Le groupe voyait la nécessité de reconstituer a posteriori, à travers une série d’images, certains moments clés de leur cheminement en centre jeunesse, moments qui, selon elles, les ont conduites vers la vie de rue et les ont exposées à différentes violences. Si le projet n’est pas susceptible d’amener de changement concret au niveau de leurs conditions de vie immédiates, comme le voudrait le principe de validité catalytique, en tentant de donner un sens à leur expérience, les participantes souhaitaient interpeller les décideures et décideurs, ainsi que les alliées et alliés, afin que les jeunes femmes qui sont présentement dans les centres jeunesse ne subissent pas les mêmes conséquences qu’elles-mêmes ont subies. Revisiter leur expérience leur a entre autres permis de repenser au sentiment d’enfermement suscité par cette institution et de revoir comment celui-ci les a conduites à vouloir s’évader, que ce soit physiquement, lors d’une fugue, ou psychologiquement, par la consommation de substances. Les participantes ont d’ailleurs voulu sensibiliser les intervenantes et intervenants, en voulant recréer leur initiation aux drogues, alors qu’elles étaient à l’abri des caméras ou du regard des intervenantes et intervenants dans les centres. Tant le projet précédent que PARVIS ont permis de montrer que contester l’autorité ou faire un pied de nez aux règles établies sont des stratégies de résistance grandement utilisées afin de surmonter le contrôle vécu dans les centres. Pour quelques participantes, l’exacerbation de leur problématique de consommation est directement perçue comme le produit du fonctionnement des centres jeunesse.
« Moi j’ai appris toutes les dopes là-bas […] J’ai appris toutes les dopes là-bas.
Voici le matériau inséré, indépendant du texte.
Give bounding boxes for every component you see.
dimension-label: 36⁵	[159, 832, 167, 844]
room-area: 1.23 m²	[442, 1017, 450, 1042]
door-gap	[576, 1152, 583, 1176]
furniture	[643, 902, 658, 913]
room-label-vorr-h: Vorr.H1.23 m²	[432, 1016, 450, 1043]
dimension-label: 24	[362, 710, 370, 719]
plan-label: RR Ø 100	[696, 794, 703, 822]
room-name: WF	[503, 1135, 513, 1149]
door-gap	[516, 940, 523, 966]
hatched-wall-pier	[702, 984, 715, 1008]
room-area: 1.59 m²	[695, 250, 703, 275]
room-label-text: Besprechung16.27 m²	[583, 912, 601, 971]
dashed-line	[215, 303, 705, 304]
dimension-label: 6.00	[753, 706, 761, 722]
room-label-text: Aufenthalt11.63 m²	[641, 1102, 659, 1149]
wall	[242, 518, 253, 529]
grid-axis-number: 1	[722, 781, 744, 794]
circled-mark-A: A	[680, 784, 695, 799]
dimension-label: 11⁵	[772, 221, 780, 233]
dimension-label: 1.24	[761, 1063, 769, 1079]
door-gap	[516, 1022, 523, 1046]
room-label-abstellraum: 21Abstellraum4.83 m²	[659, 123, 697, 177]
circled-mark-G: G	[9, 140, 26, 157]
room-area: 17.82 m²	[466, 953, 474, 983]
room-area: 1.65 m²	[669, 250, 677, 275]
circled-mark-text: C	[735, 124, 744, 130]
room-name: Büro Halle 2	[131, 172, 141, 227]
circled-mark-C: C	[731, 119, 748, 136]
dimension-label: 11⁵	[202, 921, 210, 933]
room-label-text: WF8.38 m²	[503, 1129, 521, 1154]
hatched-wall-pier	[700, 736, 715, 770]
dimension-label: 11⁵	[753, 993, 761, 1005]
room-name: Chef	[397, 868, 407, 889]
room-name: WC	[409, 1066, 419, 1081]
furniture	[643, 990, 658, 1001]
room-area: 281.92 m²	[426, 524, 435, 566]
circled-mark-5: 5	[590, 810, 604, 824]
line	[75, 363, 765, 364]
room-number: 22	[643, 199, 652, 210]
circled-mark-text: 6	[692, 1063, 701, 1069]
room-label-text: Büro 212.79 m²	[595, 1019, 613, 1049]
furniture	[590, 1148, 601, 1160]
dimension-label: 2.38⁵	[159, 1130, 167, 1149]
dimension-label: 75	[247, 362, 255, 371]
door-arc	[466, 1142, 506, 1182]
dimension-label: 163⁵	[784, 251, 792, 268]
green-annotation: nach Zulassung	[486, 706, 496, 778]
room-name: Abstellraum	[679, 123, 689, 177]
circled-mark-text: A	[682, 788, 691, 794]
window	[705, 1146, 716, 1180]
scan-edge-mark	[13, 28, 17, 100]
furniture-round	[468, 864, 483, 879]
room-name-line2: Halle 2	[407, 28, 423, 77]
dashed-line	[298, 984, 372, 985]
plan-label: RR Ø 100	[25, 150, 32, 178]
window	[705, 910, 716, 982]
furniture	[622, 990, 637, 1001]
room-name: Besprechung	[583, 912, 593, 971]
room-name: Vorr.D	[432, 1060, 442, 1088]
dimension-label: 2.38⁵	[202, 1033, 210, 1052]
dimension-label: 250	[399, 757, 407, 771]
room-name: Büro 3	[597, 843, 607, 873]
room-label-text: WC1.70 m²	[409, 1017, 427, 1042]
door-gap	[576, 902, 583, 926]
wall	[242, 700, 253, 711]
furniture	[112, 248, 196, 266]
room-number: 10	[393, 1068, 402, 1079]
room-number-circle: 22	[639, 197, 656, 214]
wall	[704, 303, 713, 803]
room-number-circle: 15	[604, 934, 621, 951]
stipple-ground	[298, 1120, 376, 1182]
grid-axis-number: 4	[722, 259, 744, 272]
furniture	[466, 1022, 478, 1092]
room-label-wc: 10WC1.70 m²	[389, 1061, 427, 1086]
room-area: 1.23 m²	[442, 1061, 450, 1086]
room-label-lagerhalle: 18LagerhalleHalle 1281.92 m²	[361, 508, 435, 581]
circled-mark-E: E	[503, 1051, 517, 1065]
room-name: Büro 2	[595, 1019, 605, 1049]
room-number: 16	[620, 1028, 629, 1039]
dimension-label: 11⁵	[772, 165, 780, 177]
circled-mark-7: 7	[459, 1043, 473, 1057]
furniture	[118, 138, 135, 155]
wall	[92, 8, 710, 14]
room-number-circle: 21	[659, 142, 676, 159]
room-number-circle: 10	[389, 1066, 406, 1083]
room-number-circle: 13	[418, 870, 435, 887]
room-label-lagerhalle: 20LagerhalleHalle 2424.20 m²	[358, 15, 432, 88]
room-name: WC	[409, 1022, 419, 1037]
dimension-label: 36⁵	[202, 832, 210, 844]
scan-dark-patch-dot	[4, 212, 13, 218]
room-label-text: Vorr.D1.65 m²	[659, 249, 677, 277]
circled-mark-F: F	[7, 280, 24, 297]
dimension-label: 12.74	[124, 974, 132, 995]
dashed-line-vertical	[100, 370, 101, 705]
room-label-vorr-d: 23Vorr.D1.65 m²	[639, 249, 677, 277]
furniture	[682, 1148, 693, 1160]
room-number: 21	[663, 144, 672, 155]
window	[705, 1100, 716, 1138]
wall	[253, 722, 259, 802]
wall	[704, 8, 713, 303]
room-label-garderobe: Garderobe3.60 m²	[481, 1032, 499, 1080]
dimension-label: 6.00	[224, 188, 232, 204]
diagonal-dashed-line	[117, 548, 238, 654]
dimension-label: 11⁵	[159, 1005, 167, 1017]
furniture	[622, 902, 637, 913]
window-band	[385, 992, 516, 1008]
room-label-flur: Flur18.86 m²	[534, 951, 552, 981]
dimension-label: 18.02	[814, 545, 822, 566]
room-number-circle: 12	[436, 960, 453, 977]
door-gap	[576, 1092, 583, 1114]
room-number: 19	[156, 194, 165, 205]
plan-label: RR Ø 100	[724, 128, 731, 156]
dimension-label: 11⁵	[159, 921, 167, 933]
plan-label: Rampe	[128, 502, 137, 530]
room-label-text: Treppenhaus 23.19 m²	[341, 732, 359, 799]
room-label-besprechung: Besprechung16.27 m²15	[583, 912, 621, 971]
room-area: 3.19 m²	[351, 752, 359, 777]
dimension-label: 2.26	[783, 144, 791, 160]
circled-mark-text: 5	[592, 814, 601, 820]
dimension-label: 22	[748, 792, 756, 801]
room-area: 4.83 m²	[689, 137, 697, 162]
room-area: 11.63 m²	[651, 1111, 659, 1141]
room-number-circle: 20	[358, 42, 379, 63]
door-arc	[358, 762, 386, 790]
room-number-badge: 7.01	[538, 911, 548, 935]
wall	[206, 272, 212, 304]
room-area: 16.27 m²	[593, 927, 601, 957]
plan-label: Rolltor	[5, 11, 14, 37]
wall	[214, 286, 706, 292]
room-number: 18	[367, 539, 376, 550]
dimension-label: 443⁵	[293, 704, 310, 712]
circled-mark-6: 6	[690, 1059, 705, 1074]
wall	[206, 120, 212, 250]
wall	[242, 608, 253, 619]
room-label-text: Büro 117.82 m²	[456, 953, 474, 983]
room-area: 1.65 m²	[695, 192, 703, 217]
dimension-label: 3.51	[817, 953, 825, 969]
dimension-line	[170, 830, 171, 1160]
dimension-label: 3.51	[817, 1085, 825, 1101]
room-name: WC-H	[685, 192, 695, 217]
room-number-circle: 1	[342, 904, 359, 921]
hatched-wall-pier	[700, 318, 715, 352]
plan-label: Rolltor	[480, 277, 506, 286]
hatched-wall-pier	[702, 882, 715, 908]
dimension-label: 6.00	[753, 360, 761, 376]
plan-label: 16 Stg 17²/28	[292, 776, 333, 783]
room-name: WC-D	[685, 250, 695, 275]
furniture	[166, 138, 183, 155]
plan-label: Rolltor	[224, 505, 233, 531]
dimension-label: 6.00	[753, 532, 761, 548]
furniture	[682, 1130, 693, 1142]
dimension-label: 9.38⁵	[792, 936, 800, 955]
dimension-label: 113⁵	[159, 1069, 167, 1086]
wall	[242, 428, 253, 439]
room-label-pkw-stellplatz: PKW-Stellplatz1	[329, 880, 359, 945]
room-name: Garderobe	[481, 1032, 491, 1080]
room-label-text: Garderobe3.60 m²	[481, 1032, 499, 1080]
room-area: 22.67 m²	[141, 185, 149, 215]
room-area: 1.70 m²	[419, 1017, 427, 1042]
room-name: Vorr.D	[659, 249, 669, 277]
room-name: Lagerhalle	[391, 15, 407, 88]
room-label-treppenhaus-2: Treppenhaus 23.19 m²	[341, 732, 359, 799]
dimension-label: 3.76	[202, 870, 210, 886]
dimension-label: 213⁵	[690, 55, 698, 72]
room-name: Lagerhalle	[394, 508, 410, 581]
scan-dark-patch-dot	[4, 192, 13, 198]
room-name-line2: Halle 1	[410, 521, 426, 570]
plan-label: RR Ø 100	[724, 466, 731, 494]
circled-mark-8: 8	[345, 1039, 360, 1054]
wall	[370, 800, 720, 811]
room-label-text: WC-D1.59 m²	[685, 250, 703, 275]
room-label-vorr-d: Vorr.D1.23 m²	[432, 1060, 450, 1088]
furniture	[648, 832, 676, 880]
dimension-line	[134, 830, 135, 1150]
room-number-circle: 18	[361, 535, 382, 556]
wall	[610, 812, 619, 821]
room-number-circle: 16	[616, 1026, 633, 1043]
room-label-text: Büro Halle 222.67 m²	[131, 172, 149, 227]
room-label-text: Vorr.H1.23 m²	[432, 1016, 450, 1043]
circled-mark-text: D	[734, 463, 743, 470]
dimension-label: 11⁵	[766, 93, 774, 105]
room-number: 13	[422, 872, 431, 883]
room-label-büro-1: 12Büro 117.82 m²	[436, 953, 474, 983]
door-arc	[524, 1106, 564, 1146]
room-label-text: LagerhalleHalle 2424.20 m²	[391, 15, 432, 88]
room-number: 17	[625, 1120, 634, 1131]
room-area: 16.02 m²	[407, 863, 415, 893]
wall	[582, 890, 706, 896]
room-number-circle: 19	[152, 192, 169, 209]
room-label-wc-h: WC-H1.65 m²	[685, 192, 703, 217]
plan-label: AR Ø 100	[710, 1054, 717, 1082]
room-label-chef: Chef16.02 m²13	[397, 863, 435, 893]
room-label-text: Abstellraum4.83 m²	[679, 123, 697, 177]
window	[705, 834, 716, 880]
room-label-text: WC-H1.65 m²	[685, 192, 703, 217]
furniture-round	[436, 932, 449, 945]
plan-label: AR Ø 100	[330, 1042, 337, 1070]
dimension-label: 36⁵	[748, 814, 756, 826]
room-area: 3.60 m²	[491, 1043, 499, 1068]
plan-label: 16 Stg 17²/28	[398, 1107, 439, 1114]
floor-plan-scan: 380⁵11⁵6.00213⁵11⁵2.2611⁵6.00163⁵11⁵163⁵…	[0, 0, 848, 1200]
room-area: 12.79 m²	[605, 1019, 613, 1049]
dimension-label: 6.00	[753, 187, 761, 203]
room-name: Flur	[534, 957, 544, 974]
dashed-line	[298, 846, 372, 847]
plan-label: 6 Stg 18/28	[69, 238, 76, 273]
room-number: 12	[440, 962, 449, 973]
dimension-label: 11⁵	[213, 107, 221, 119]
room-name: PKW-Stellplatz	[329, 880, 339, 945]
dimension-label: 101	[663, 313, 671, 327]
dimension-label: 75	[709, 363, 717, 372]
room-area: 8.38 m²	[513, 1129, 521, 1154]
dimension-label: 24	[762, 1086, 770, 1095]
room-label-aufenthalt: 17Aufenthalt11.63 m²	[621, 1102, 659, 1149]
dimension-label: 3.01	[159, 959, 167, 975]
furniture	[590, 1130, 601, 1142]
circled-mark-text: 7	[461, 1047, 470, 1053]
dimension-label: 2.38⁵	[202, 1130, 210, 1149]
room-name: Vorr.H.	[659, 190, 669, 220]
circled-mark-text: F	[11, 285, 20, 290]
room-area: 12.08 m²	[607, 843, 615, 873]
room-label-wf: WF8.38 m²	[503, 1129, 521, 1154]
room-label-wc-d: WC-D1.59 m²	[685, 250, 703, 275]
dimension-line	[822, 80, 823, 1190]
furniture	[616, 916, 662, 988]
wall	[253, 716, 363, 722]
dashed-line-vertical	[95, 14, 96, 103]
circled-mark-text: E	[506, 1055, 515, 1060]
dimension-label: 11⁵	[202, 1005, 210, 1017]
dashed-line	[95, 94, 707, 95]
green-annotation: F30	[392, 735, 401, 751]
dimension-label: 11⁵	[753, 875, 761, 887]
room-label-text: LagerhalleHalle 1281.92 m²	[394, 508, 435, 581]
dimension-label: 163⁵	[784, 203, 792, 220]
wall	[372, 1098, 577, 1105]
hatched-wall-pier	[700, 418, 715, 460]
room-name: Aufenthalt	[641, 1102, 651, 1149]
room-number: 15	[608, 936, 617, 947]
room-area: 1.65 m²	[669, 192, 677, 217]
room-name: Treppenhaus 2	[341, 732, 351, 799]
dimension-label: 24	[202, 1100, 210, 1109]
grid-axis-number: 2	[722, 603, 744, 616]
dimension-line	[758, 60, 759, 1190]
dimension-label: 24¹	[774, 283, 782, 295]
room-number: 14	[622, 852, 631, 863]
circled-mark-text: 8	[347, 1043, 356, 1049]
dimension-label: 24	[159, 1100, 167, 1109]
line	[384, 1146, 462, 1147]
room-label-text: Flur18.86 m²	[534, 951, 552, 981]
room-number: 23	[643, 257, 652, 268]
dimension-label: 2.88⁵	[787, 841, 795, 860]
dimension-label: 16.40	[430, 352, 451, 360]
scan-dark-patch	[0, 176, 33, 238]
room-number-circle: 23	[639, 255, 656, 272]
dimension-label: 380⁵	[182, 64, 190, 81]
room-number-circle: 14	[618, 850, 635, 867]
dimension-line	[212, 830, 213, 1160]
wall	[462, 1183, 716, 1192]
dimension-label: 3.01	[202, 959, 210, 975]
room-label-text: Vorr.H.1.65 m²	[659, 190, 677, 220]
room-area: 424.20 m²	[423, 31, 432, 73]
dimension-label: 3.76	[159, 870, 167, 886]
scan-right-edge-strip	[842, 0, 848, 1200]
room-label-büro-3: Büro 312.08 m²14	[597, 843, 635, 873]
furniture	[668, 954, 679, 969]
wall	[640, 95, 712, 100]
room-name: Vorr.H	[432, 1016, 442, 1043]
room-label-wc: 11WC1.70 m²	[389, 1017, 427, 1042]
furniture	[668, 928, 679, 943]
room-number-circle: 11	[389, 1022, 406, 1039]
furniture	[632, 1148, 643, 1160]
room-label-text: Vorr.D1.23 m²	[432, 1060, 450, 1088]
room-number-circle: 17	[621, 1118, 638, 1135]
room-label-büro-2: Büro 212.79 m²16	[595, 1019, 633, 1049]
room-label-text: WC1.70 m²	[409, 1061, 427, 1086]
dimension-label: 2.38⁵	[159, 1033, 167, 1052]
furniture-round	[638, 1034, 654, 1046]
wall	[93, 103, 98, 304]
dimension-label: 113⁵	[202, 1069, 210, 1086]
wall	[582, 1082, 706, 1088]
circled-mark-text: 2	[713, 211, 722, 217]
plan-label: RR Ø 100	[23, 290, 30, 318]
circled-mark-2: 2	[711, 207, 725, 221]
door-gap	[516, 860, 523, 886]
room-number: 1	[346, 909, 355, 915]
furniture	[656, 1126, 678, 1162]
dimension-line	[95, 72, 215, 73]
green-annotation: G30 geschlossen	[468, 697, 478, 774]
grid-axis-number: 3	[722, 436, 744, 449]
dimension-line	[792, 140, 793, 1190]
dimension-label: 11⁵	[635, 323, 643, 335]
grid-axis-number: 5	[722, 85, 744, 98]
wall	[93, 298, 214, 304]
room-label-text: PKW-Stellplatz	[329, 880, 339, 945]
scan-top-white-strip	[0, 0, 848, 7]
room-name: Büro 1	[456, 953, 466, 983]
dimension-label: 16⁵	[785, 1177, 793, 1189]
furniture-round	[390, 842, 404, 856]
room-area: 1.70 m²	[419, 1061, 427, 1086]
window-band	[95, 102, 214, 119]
Avant je faisais juste du pot […] Le gros du problème, c’est qu’ils prennent le monde qui ont juste des petites affaires […] pis ils les mélangent avec le monde qui se défoncent la face, qui font des [sacre] conneries, pis toute fait que [sacre] ça déteint. »
Aline, 24 ans
« Moi j’y étais allée six mois sur une base volontaire parce que je me voyais poignarder le chum à ma mère pendant qu’il dormait [...] je les ai appelés pour qu’ils viennent me chercher, cet [sacre] là m’avait assez fait de mal […] Je suis allée là, j’ai appris plein de choses […] On a rentré de la dope en masse. »
Nadia, 22 ans
Cette image[4] est d’ailleurs présentée sur la carte postale accompagnée du texte « Vous pensez nous aider mais parfois, ça fait pire… ». Pour les participantes, cette expérience est porteuse de signification afin de montrer les dangers du manque de soutien et d’une intervention strictement axée sur le contrôle.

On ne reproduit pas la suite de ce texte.